The Damage Has Been Done - 4

Two years ago on this date Dredd Blog focused on the issue of drought, worldwide drought.

Since then the Texas drought began, and wildfires around the world have worsened.

Here is that post of two years ago:

The meaning of "the damage has been done" in the context of earth's biosphere does not always mean we can see the effects of the damage at this moment.

It is like when the engines on an aircraft cease to function, the damage has been done but the full effects which cannot be avoided do not appear until contact with the ground takes place.

The U.N. reports that the damage has been done when it comes to worldwide drought and great catastrophe:
"If we cannot find a solution to this problem ... in 2025, close to 70 percent [of the earth] could be affected [with drought]," Luc Gnacadja, executive secretary of the United Nations Convention to Combat Desertification, said Friday.

Drought currently affects at least 41 percent of the planet and environmental degradation has caused it to spike by 15 to 25 percent since 1990, according to a global climate report.

"There will not be global security without food security" in dry regions, Gnacadja said at the start of the ninth UN conference on the convention in the Argentine capital.

"A green deal is necessary" for developing countries working to combat drought, he stressed.

The next meeting on the convention is scheduled to take place in South Korea in 2010.
(Independent).

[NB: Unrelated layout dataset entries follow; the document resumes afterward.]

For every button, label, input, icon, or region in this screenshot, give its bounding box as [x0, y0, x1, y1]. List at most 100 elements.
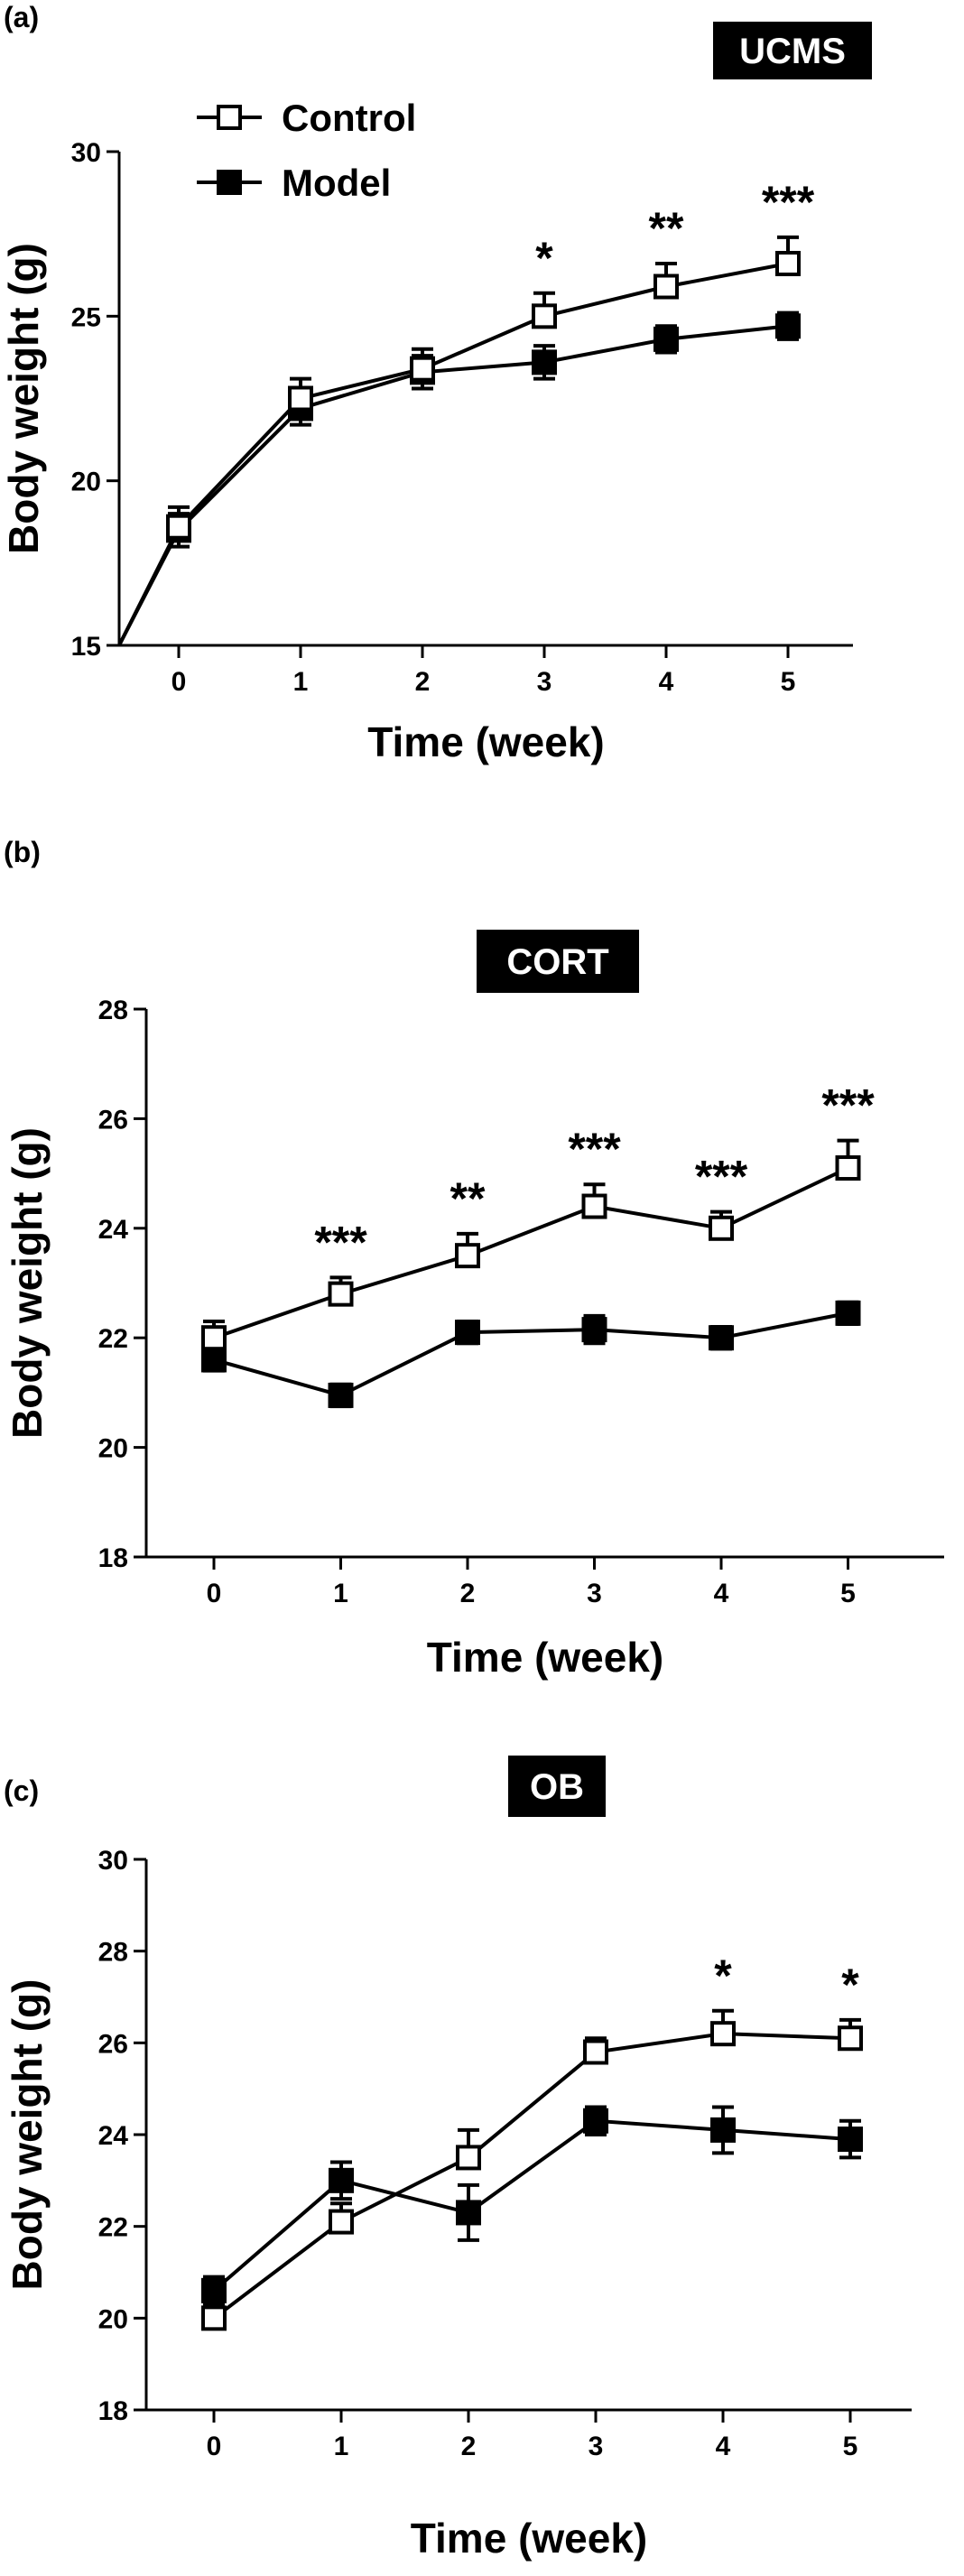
y-tick-label: 25: [71, 302, 101, 332]
chart-title: OB: [530, 1767, 584, 1807]
data-point-model: [775, 313, 801, 339]
y-axis-title: Body weight (g): [4, 1127, 51, 1439]
y-tick-label: 20: [98, 2304, 128, 2334]
data-point-control: [455, 1243, 480, 1269]
y-tick-label: 30: [71, 138, 101, 168]
data-point-model: [201, 1347, 227, 1373]
chart-title: UCMS: [739, 32, 846, 71]
data-point-control: [329, 2209, 354, 2235]
data-point-model: [709, 1325, 734, 1351]
data-point-control: [410, 356, 435, 382]
data-point-model: [201, 2277, 227, 2303]
series-line-model: [213, 1311, 848, 1398]
y-tick-label: 28: [98, 996, 128, 1025]
x-tick-label: 4: [714, 1579, 729, 1608]
significance-mark: *: [841, 1960, 859, 2010]
y-tick-label: 28: [98, 1938, 128, 1968]
data-point-control: [583, 2039, 608, 2065]
y-tick-label: 26: [98, 1105, 128, 1135]
data-point-model: [583, 2108, 608, 2134]
x-tick-label: 4: [716, 2432, 731, 2461]
chart-panel-3: (c) OB 18 20 22 24 26 28 30 0 1 2 3 4 5 Time (week) Body…: [4, 1756, 912, 2562]
data-point-model: [328, 1382, 354, 1408]
series-line-control: [117, 262, 789, 646]
y-tick-label: 26: [98, 2029, 128, 2059]
y-axis-title: Body weight (g): [0, 243, 47, 554]
x-tick-label: 5: [781, 667, 796, 697]
significance-mark: *: [535, 233, 553, 283]
x-tick-label: 1: [334, 2432, 349, 2461]
chart-title: CORT: [506, 942, 608, 982]
data-point-control: [532, 303, 557, 329]
significance-mark: *: [714, 1951, 732, 2001]
x-tick-label: 1: [333, 1579, 348, 1608]
x-axis-title: Time (week): [411, 2515, 647, 2562]
data-point-model: [835, 1300, 861, 1326]
significance-mark: **: [450, 1173, 486, 1224]
data-point-control: [201, 2305, 227, 2331]
x-tick-label: 5: [843, 2432, 858, 2461]
y-tick-label: 20: [71, 468, 101, 497]
significance-mark: ***: [821, 1080, 875, 1131]
data-point-model: [455, 1320, 480, 1346]
significance-mark: ***: [695, 1152, 748, 1202]
x-tick-label: 3: [587, 1579, 602, 1608]
data-point-model: [532, 349, 557, 375]
data-point-control: [166, 514, 191, 540]
x-tick-label: 5: [840, 1579, 856, 1608]
significance-mark: ***: [762, 177, 815, 227]
x-tick-label: 4: [659, 667, 674, 697]
title-box: [477, 930, 639, 993]
data-point-control: [328, 1281, 354, 1307]
data-point-model: [653, 326, 679, 352]
y-tick-label: 15: [71, 632, 101, 662]
significance-mark: **: [649, 203, 684, 254]
data-point-model: [581, 1317, 607, 1343]
data-point-control: [288, 385, 313, 412]
data-point-control: [201, 1325, 227, 1351]
y-axis-title: Body weight (g): [4, 1979, 51, 2291]
x-tick-label: 2: [415, 667, 431, 697]
series-line-control: [212, 2032, 851, 2320]
data-point-control: [838, 2025, 863, 2052]
data-point-control: [710, 2021, 736, 2047]
data-point-control: [581, 1193, 607, 1219]
y-tick-label: 24: [98, 2121, 129, 2151]
legend-marker: [217, 105, 242, 130]
y-tick-label: 24: [98, 1215, 129, 1245]
y-tick-label: 18: [98, 2396, 128, 2426]
y-tick-label: 18: [98, 1543, 128, 1573]
legend: Control Model: [197, 97, 416, 204]
data-point-model: [329, 2167, 354, 2193]
data-point-model: [456, 2200, 481, 2226]
x-axis-title: Time (week): [367, 718, 604, 765]
data-point-control: [653, 273, 679, 300]
chart-panel-2: (b) CORT 18 20 22 24 26 28 0 1 2 3 4 5 Time (week) Body…: [4, 836, 944, 1681]
legend-label: Model: [282, 162, 391, 204]
panel-label: (c): [4, 1774, 39, 1807]
x-tick-label: 3: [589, 2432, 604, 2461]
data-point-control: [456, 2145, 481, 2171]
x-tick-label: 0: [207, 1579, 222, 1608]
x-tick-label: 0: [207, 2432, 222, 2461]
data-point-model: [838, 2127, 863, 2153]
x-axis-title: Time (week): [427, 1634, 663, 1681]
y-tick-label: 22: [98, 1324, 128, 1354]
legend-label: Control: [282, 97, 416, 139]
significance-mark: ***: [314, 1217, 367, 1267]
y-tick-label: 30: [98, 1846, 128, 1876]
title-box: [713, 22, 872, 79]
y-tick-label: 22: [98, 2213, 128, 2243]
series-line-control: [213, 1166, 849, 1340]
series-line-model: [212, 2118, 851, 2293]
panel-label: (a): [4, 1, 39, 33]
legend-marker: [217, 170, 242, 195]
x-tick-label: 2: [461, 2432, 477, 2461]
y-tick-label: 20: [98, 1434, 128, 1464]
x-tick-label: 0: [171, 667, 187, 697]
data-point-control: [835, 1155, 861, 1181]
data-point-control: [775, 250, 801, 276]
x-tick-label: 3: [537, 667, 552, 697]
panel-label: (b): [4, 836, 41, 868]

About half of the planet is suffering, at this moment, from drought. This is not a case where substantial damage can be avoided by congress all of a sudden becoming sane, because there really is such a thing as being too late.

Perhaps that is why it appears more and more that all that world governments can do is prepare for the damage.

The US is fairing better today than the world at large was fairing at that time (41%) two years ago:
Based on the Palmer Drought Index, severe to extreme drought affected about 26 percent of the contiguous United States as of the end of August 2011, an increase of about 1 percent from last month.
(NOAA). Some climatologists are expecting the drought in the USA to continue for some time.